当然、すでに目標の台数をクリアしている販売店であれば、そこからさらに大きく値引きをしてまで新車を売らなくてもよくなるため、購入予定者としてはあまり期末ギリギリまで契約を引き伸ばしたからといって、必ずしもよい結果を招くとは言えないのだ。

また、決算期に新車を狙ううえで注意したいのが、そのタイミングだ。3月が決算月ということは3月31日までの販売台数がカウントされるわけだが、自動車に関しては1台とカウントされるのは契約書に判を押したタイミングではなく、その車両が登録されたタイミングとなる。

普通車であれば、車庫証明書が発行されない限り登録することができないため、3月後半まで粘ってしまうと登録が間に合わなくなって値引きも渋くなる恐れがある。もちろん、現状で納期が何カ月もかかるような人気車種や特殊なメーカーオプションなどを選ぶ場合も同様だ。

この時期はディーラー側も注文が集中することを見越して、ある程度人気の車種やボディーカラー、オプションを装着した車両を先行発注し在庫していることがほとんどなので、これから狙うのであればディーラーが確保している在庫車からチョイスするのが賢い選択となるだろう。特に2019年は3月31日が日曜日となるため、実際に車両が登録できるリミットは金曜日の3月29日となり、残された時間は限りなく少ないのである。

登録済み未使用車を狙うのも手

ここまで読んでいただいたならば、決算期後に「登録済み未使用車」が中古車市場に登場する理由もお察しいただけたと思うが、決算期に目標販売台数にあと一歩という状態で取る手段が、「自社登録」である。登録されれば1台とカウントされるので、前述した見込み発注していた在庫車両をディーラー名義で登録し、なんとか目標台数を達成しようという最後の手段なのだ。

そして一度登録された車両は当然新車としては販売できないため、ディーラー系の中古車店の店頭に並ぶこととなる。

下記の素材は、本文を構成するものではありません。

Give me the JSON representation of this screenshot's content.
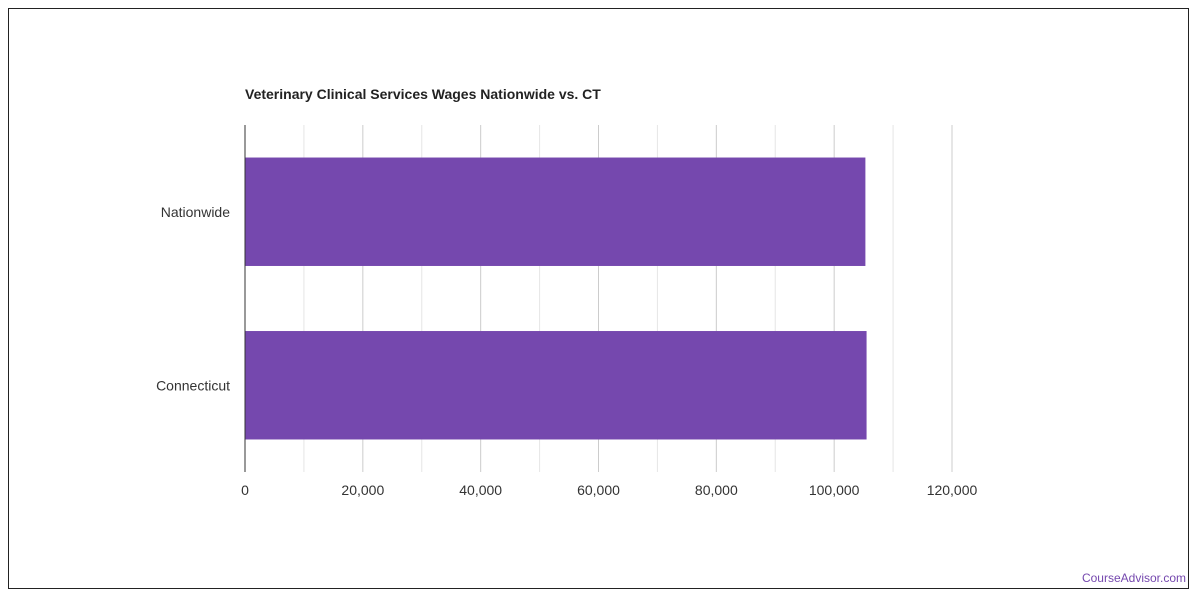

1店舗で何十台も自社登録することはないにしろ、全国的にみればなかなかの台数となるため、決算期に商談が間に合わなかったユーザーはこういった登録済み未使用車を狙ってみるのも1つの手と言えるかもしれない。

車検の有効期間こそ丸々3年ではないものの、保証も継承されるし、ディーラーオプションも新車と同様に選ぶことができるので(メーカーオプションは追加できないが)、希望の仕様があればお買い得感は高いはずだ。

ということで、決算期に大幅な値引きが出ることも、決算後に登録済み未使用車が登場するのも、自動車メーカーとディーラーの都合によるものが大きいというのが偽らざる事実である。しかし、ユーザーとしては欲しいものが安く購入できるという点ではメリットしか発生しない。自動車は家に次いで高額な買い物と言われ、不動産と同じくきちんと所有権が発生する財産なだけに、よりよいタイミングで購入したいところである。